For patients, the intended benefit is clearer: services should be better understood, better monitored and more consistently improved. For healthcare workers, the benefit should be better pathway visibility and decision support. But the risk is that data requirements become another administrative layer unless they are designed around operational usefulness. 

The real test will be whether data improves care, not only oversight. 

What this means now

The March Board papers show that the NHS is moving towards a new accountability model in which delegation and data are inseparable. 

ICBs are being given responsibility for managing local population health needs and delegated services, but NHS England retains overall accountability and is strengthening the data required to assure safety, effectiveness, value for money and inequality reduction. The first data collections under the framework cover community pharmacy clinical services and dental and orthodontic activity, but the broader signal is a system-wide move towards more visible, benchmarked and evidence-led commissioning oversight.  

For patients, the opportunity is better understanding of pathways, outcomes, access and service quality. For healthcare workers, the opportunity is data that supports improvement, reduces duplication and helps services target need more effectively. For provider and ICB leaders, the challenge is to ensure data quality, information governance, workforce capacity and operational ownership are strong enough to support the model. 

The implication is direct. Clinical capacity, staffing support and medico-legal assurance will increasingly sit within a more transparent delivery environment. Activity will need to be evidenced. Workforce models will need to show value and safety. Clinical risk will need to be understood through pathway data, documentation and outcome visibility. Support that cannot demonstrate contribution to access, quality, productivity or patient safety will become harder to justify. 

The central system implication is this: delegation will only strengthen NHS delivery if local responsibility is matched by reliable data, strong governance and the capability to act on what the data shows. 

The NHS does not need more data for its own sake.
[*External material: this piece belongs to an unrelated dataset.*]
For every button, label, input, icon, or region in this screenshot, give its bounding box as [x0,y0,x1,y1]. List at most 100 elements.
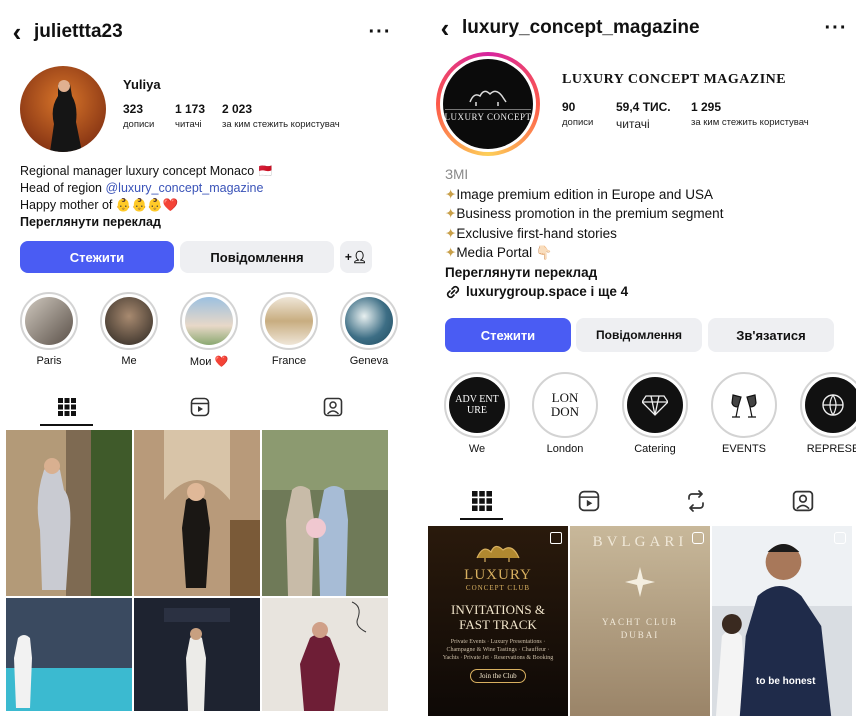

It needs data that improves decisions, reduces variation, strengthens accountability and helps patients receive safer, more timely and more equitable care. 

References

  • NHS England, Summary of Delegation of NHS England Direct Commissioning Functions Evaluation and Monitoring of Services Directions 2026, March 2026. 
  • NHS England, Summary of GPES Data for Consented Research Directions 2026, March 2026. 
  • NHS England, Integrated Performance Report, March 2026. 
  • NHS England, Board Committee updates – Data, Digital and Technology Committee, March 2026. 
  • NHS England, Board Committee updates – NHS England Strategy Committee, March 2026. 
  • NHS England, Board Committee updates – NHS England People Committee, March 2026. 
  • NHS England, Month 10 financial position 2025/26, March 2026. 
  • NHS England, Minutes of a public meeting of the NHS England Board held on Thursday 5 February 2026, published March 2026.